This text is taken from our newsletter “Le Courrier du coronavirus” of May 9, 2022. To subscribe, click here.
We all know a household in which COVID-19 has invited itself, but where a person, to everyone’s surprise, has been spared by the little beast after days of intensive exposure. How is it possible ?
The question seems simple, but two and a half years after the appearance of SARS-CoV-2, it is still tormenting the scientific community.
“I would like to give you an answer, but we don’t have one yet,” observes Donald Vinh, professor and researcher in microbiology and immunology at the McGill University Health Centre. Despite his modesty, this specialist nevertheless has several possible explanations.
In vaccinated people, first, it is mainly the response to vaccination that makes some people avoid an infection, while others give in to it. Two people who received the same doses of vaccine at the same time will not necessarily have developed the same protection.
However, where the question becomes really interesting is in the “immunologically naïve” population – people who have never been vaccinated, never infected – where there are a few individuals who seem completely resistant to COVID-19.

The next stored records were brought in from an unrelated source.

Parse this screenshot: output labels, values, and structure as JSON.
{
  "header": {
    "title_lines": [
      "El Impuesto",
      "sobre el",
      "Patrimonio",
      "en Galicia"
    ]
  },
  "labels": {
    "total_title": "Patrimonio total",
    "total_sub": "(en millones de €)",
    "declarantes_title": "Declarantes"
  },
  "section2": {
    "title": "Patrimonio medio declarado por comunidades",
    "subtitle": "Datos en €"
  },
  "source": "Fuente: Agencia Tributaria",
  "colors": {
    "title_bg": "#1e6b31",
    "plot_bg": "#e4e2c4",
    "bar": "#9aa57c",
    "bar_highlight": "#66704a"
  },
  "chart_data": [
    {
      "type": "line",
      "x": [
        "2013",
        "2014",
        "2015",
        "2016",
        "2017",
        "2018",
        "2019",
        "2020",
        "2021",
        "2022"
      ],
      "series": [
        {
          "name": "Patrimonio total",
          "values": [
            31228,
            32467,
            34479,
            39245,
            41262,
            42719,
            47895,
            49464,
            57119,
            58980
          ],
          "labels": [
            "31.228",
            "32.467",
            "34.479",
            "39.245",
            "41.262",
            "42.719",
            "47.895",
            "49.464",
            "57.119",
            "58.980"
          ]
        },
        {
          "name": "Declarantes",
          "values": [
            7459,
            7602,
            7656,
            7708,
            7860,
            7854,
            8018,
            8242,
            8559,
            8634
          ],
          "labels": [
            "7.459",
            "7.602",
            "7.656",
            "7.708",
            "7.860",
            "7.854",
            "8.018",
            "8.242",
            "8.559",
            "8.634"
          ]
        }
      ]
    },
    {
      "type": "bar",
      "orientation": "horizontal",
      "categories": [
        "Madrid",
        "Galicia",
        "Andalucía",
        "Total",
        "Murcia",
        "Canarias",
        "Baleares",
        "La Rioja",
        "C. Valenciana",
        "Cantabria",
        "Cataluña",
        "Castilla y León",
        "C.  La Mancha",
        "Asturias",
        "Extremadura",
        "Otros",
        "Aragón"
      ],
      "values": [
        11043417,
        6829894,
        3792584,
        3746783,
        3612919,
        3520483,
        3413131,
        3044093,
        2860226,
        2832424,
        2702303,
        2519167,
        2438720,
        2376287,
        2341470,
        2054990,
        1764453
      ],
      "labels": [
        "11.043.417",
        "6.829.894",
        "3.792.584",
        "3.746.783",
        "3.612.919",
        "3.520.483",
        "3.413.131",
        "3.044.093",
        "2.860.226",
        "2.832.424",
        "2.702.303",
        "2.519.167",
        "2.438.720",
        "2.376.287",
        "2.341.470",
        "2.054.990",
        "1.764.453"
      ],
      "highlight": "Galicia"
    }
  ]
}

We are not talking here about asymptomatic patients, but about people who, even after prolonged exposure, do not feel any symptoms and repeatedly obtain negative PCR test results.
The phenomenon is not new in the history of medicine: some people are resistant to gastroenteritis thanks to a genetic variation which influences the surface of their cells. Variations in the human genome also confer resistance to tuberculosis to more than 90% of the population.
And what about COVID? An international group of researchers, of which Dr. Vinh is a member, is currently carrying out a research project to find these resistant people, sequence their genome and pinpoint the secret of their infallible defense.
Their immunity could derive from a host of molecules in the human body: some forming part of the immune system as it is currently understood, others being on the surface of the epithelial cells that line the respiratory tract, and still others being on the inside the cells themselves, etc.
The Covid Human Genetic Effort group thus strives to consider all the possibilities that could explain the resistance. “We keep an open mind,” explains Dr. Vinh.
Results within a few months
So far, the team has found around 700 people across the globe — from Canada to Australia, Brazil, Kenya and Italy — who appear to be COVID-resistant. -19. Within three months, the researchers should have completed the genome sequencing of these people.
Of the batch, the atypical genetic profiles will be the subject of laboratory tests. Researchers will generate molecules associated with unusual genes in vitro to see how they behave in the presence of the coronavirus. The possible biological mechanisms responsible for resistance will be understood.
The stakes are immense: these biological mechanisms could reveal the position of a crucial “therapeutic target” for the development of drugs.
Genetics is not the only possible explanation for resistance to COVID-19: epigenetics (the mechanisms that modify gene expression) and the human microbiome (the microorganisms living inside us) are other possible factors. Nevertheless, the genetic approach is particularly promising, because “if you don’t have genes, you don’t exist”, recalls Dr Vinh.
Already, the recruitment of resistant people is causing surprises. Of the approximately 700 individuals recruited in the 278 participating medical centers around the world, approximately 80 come from Canada, especially Quebec.
“Most of the people we found [au Québec] for the resistance project are elderly people in CHSLDs, explains Dr. Vinh. And 98% of these people are native Quebecers, French-speaking. »
“It is possible that there is an enrichment [une surreprésentation de certaines variations génétiques] in this population, he continues. It is possible that there is something unique. But it’s as possible as not. »
A story to follow in five to six months, when the international team will have completed its analysis.